The article incorrectly described Paul Magliocchetti, who formed the lobbying firm PMA, as a former aide to Rep. John P. Murtha (D-Pa.). Magliocchetti was a staff member for a House Appropriations subcommittee.
Research Center's Role Faces Scrutiny
Tuesday, March 17, 2009
A Pennsylvania defense research center regularly consulted with two "handlers" close to Rep. John P. Murtha (D-Pa.) as it collected nearly $250 million in federal funding through the lawmaker, according to documents obtained by The Washington Post and sources familiar with the funding requests.

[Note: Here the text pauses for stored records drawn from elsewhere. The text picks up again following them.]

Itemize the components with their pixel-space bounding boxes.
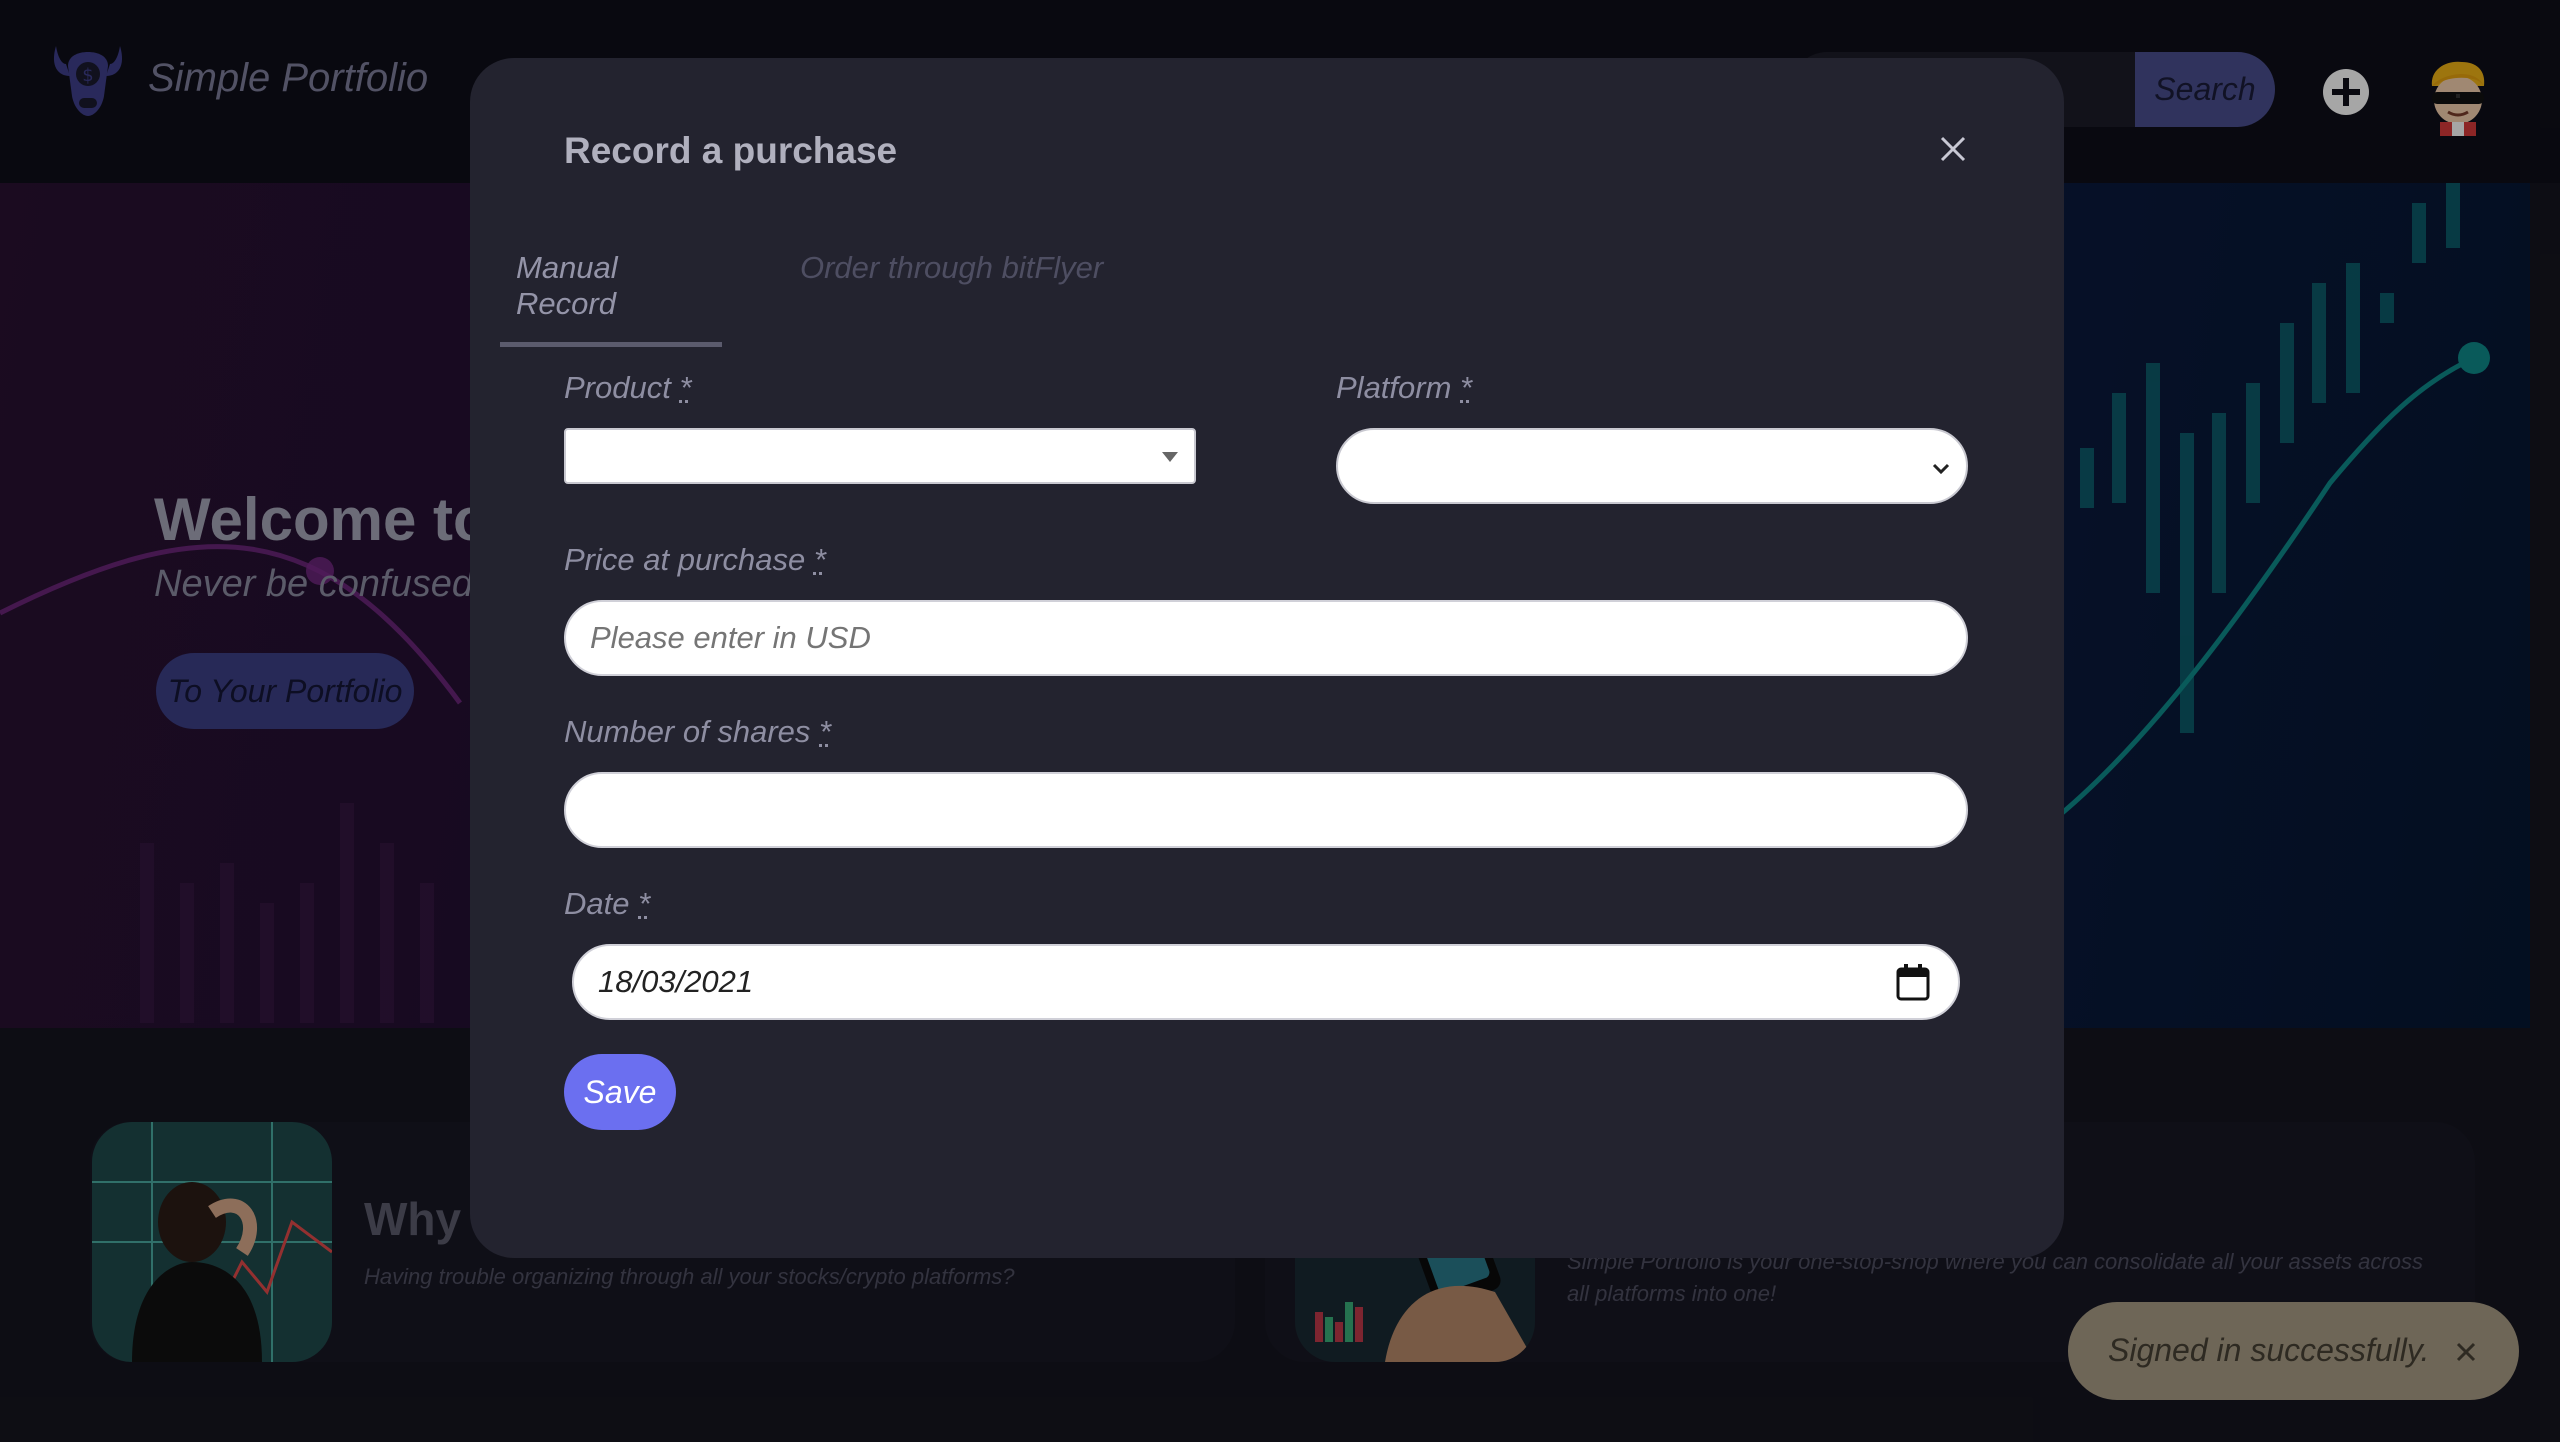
calendar-icon[interactable] [1896,963,1930,1001]
date-label-text: Date [564,886,630,921]
price-label: Price at purchase * [564,542,826,578]
date-input[interactable]: 18/03/2021 [572,944,1960,1020]
date-label: Date * [564,886,650,922]
required-mark: * [1460,370,1473,405]
shares-label-text: Number of shares [564,714,811,749]
tab-manual-record[interactable]: Manual Record [500,238,722,347]
caret-down-icon [1162,452,1178,462]
modal-tabs: Manual Record Order through bitFlyer [500,238,1119,347]
chevron-down-icon [1932,463,1950,475]
record-purchase-modal: Record a purchase Manual Record Order th… [470,58,2064,1258]
required-mark: * [638,886,651,921]
price-input[interactable] [564,600,1968,676]
required-mark: * [819,714,832,749]
modal-title: Record a purchase [564,130,898,171]
shares-input[interactable] [564,772,1968,848]
platform-label: Platform * [1336,370,1472,406]
save-button[interactable]: Save [564,1054,676,1130]
close-icon[interactable] [2454,1340,2478,1364]
tab-order-bitflyer[interactable]: Order through bitFlyer [784,238,1119,347]
date-value: 18/03/2021 [598,964,754,999]
close-icon[interactable] [1938,134,1968,164]
required-mark: * [679,370,692,405]
product-label: Product * [564,370,692,406]
required-mark: * [813,542,826,577]
platform-select[interactable] [1336,428,1968,504]
toast-notification: Signed in successfully. [2068,1302,2519,1400]
shares-label: Number of shares * [564,714,831,750]
platform-label-text: Platform [1336,370,1452,405]
toast-message: Signed in successfully. [2108,1332,2430,1368]
price-label-text: Price at purchase [564,542,806,577]
product-select[interactable] [564,428,1196,484]
product-label-text: Product [564,370,671,405]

The center then channeled a significant portion of the funding to companies that were among Murtha's campaign supporters.
The two advisers included a lobbyist for PMA Group, a firm with close ties to Murtha that is the subject of a federal investigation into whether it made illegal contributions by reimbursing donors to the Pennsylvania lawmaker and other members of Congress. The Electro-Optics Center also relied on advice from a longtime Murtha friend who now works on the congressman's appropriations staff.

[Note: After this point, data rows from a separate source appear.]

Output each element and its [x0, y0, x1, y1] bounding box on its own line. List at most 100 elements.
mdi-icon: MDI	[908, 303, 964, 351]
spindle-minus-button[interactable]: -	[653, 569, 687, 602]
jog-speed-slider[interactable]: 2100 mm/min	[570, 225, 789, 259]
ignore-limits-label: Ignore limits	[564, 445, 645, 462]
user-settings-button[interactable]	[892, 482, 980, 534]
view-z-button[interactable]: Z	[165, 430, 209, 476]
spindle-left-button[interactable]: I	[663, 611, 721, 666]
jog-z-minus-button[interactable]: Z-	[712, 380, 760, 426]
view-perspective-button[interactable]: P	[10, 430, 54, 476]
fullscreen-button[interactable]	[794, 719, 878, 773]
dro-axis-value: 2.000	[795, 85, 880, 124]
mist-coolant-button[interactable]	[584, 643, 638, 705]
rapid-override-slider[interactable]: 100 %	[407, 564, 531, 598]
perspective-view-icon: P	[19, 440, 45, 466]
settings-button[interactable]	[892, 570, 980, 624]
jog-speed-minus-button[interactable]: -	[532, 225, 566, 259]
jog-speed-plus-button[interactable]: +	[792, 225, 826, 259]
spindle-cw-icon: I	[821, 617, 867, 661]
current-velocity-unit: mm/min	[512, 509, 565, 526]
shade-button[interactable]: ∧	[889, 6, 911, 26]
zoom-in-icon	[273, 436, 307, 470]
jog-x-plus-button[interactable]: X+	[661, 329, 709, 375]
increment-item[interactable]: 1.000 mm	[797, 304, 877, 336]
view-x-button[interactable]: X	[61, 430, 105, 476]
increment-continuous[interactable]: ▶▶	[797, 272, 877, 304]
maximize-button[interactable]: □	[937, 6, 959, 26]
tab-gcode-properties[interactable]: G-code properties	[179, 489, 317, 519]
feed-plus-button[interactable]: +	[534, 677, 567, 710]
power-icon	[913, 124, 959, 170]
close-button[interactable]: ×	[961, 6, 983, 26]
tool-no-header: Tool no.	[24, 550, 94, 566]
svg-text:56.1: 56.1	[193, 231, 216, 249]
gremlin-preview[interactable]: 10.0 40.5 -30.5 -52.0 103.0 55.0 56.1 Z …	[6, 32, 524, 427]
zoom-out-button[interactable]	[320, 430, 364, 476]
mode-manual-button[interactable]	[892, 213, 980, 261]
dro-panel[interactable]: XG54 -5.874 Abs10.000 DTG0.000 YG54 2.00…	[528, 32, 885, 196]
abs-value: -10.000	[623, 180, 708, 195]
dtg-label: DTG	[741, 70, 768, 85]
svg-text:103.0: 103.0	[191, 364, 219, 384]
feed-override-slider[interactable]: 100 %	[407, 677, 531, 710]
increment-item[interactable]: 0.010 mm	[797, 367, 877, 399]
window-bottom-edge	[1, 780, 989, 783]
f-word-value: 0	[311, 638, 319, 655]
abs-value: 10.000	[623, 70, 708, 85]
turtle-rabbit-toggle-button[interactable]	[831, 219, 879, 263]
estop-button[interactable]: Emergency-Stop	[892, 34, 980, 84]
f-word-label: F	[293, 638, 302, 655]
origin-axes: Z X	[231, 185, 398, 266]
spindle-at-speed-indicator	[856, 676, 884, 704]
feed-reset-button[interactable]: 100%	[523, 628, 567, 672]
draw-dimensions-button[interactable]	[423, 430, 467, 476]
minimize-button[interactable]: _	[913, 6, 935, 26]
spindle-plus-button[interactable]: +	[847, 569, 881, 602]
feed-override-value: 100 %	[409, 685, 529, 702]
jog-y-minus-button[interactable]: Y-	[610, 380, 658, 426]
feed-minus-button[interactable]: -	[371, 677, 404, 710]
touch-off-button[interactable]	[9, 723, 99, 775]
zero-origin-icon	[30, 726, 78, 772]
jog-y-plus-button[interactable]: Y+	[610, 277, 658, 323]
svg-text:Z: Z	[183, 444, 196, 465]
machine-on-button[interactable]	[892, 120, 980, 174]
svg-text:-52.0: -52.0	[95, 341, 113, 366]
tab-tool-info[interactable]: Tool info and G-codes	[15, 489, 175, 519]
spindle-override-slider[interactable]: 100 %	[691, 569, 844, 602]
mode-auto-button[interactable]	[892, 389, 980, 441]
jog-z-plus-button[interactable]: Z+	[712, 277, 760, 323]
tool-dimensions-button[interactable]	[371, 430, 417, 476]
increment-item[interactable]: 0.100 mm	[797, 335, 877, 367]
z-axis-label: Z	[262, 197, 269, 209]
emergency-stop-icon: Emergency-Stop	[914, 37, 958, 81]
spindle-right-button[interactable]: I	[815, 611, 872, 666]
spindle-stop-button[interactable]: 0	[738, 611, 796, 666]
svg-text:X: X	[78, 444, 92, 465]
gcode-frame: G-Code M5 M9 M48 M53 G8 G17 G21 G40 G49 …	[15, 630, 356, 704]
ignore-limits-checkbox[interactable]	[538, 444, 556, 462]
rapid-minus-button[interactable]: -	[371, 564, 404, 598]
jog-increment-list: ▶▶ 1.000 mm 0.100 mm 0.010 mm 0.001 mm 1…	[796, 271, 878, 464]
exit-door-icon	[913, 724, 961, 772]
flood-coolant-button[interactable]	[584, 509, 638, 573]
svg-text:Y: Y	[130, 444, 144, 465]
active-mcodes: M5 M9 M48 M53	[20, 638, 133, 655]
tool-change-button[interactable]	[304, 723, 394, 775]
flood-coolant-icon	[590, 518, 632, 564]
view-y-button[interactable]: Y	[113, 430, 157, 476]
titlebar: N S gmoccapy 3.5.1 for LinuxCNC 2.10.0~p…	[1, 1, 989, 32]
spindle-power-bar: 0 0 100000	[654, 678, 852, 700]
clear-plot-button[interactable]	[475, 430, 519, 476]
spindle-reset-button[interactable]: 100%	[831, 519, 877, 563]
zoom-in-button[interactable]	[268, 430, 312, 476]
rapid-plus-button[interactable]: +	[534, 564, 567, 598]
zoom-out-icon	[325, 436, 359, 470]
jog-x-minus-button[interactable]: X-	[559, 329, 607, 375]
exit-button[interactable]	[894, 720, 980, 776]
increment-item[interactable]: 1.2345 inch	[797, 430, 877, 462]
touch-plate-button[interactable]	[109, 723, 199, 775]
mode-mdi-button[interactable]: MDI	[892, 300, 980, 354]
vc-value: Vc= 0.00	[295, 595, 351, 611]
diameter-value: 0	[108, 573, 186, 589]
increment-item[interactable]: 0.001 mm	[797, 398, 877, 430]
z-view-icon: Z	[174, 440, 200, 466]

Federal agents are also exploring how the center obtained its funds after they received dozens of internal documents last year. It is unclear whether the records have become a central focus of the Justice Department's probe, but they open a window into a largely hidden process in which powerful lawmakers can direct funds to pet projects.
The Electro-Optics Center, created by Murtha a decade ago under the auspices of Pennsylvania State University, was envisioned as a way to spur a new high-tech industry and create jobs in economically depressed western Pennsylvania. Last year, the U.S. attorney in Pittsburgh received a packet of budget materials, memos and e-mails from inside the center documenting how closely its managers conferred with PMA about the best ways to get its projects funded in the federal budget, according to two sources familiar with the information.

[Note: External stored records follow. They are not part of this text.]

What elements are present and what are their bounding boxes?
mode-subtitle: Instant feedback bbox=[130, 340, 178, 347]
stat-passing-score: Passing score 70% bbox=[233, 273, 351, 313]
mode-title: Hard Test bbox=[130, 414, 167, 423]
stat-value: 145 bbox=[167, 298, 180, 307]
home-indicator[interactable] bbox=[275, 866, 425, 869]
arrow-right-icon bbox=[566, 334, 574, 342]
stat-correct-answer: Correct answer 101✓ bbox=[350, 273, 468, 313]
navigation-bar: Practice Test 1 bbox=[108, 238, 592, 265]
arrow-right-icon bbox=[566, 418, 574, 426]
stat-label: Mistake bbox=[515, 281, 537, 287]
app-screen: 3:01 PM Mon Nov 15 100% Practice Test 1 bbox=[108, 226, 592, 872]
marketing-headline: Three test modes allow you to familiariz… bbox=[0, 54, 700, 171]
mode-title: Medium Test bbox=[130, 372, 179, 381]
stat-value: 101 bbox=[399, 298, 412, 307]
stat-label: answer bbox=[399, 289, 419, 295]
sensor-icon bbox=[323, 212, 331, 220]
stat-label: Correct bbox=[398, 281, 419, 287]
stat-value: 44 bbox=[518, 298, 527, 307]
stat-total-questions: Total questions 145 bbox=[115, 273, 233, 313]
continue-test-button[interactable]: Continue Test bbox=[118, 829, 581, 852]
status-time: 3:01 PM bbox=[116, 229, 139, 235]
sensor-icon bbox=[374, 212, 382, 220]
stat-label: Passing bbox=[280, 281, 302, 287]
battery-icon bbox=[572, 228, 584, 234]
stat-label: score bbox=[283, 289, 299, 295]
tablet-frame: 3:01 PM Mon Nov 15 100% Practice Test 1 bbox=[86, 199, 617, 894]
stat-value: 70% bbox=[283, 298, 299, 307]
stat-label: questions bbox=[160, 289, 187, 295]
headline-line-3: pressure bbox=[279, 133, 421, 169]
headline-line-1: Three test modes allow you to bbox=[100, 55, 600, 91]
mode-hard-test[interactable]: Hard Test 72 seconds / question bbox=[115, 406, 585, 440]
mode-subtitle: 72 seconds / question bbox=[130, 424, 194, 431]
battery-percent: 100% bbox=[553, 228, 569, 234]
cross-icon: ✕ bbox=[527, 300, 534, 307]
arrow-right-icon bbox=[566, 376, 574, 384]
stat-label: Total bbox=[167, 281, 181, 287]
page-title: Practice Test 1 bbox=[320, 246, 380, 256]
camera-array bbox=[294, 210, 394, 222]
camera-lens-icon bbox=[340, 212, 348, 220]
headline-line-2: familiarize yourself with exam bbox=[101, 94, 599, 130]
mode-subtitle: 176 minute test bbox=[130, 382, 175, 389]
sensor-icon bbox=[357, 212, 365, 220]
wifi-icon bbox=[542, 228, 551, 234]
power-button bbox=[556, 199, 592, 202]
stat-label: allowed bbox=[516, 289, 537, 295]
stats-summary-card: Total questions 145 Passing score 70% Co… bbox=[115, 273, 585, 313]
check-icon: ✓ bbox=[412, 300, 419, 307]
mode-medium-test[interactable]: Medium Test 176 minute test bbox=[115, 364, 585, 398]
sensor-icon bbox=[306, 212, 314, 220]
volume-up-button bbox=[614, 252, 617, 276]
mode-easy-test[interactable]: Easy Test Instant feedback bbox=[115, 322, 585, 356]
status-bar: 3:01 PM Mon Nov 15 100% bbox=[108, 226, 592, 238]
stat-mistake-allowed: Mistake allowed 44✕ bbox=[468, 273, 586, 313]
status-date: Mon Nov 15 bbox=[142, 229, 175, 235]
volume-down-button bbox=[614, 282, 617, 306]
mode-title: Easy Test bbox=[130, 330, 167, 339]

The center was supposed to help contractors in researching laser and optics technology to improve products for the military, and center officials said contractors were supposed to benefit from some of the federal funds.
Unlike in traditional earmarks -- funding for specific projects publicly requested by members of Congress -- most of the money for the center came through a budget maneuver known as a "plus-up." The process for this kind of earmark allows lawmakers to add money to an existing program in the budget without public disclosure. The center sought $120 million in this type of money for itself and other companies in 2006 alone, according to the records.
Several of the center's partners hired PMA for lobbying. In the 2008 budget, PMA clients received $299 million in defense earmarks through Murtha and other lawmakers. PMA and its clients gave $775,000 in contributions to Murtha in the last election cycle.
A PMA lobbyist and a close associate of Murtha's helped make many key decisions about what research and which contractors would get the federal money flowing to the center, according to the documents.
Typically, the center's director, Karl Harris, worked with the lobbyist to prepare funding wish lists, which were described in some of the records as "requests for Mr. Murtha to carry." The requests were sent to the congressman's staff, according to the records. The lists detailed how much, and where in the budget, money should be added for projects desired by the center and the contractors.
According to center records and two sources, Harris consulted regularly on the center's overall funding requests with the two men he jokingly referred to in the office as his "handlers": the PMA lobbyist, Daniel Cunningham, and Murtha friend Charlie T. Horner. Cunningham, who golfed with Murtha and occasionally drove him home to Pennsylvania from Washington, was part of the lobbying firm formed by former Murtha aide Paul Magliocchetti. Horner, a former veteran and Defense Department official, was a paid consultant for Electro-Optics, as well as for Lockheed Martin.
Harris did not return calls, but his staff referred questions to Penn State. Edward Liszka, the university's head of defense-related research, said the university was very involved in reviewing the center's research work and doubts that a PMA lobbyist played any significant role. The university receives a percentage of the center's research funds for administration, and Liska said that is a routine arrangement for academic institutions.
Patrick Dorton, a PMA spokesman, said Cunningham occasionally consulted with Harris to provide correct information about PMA clients.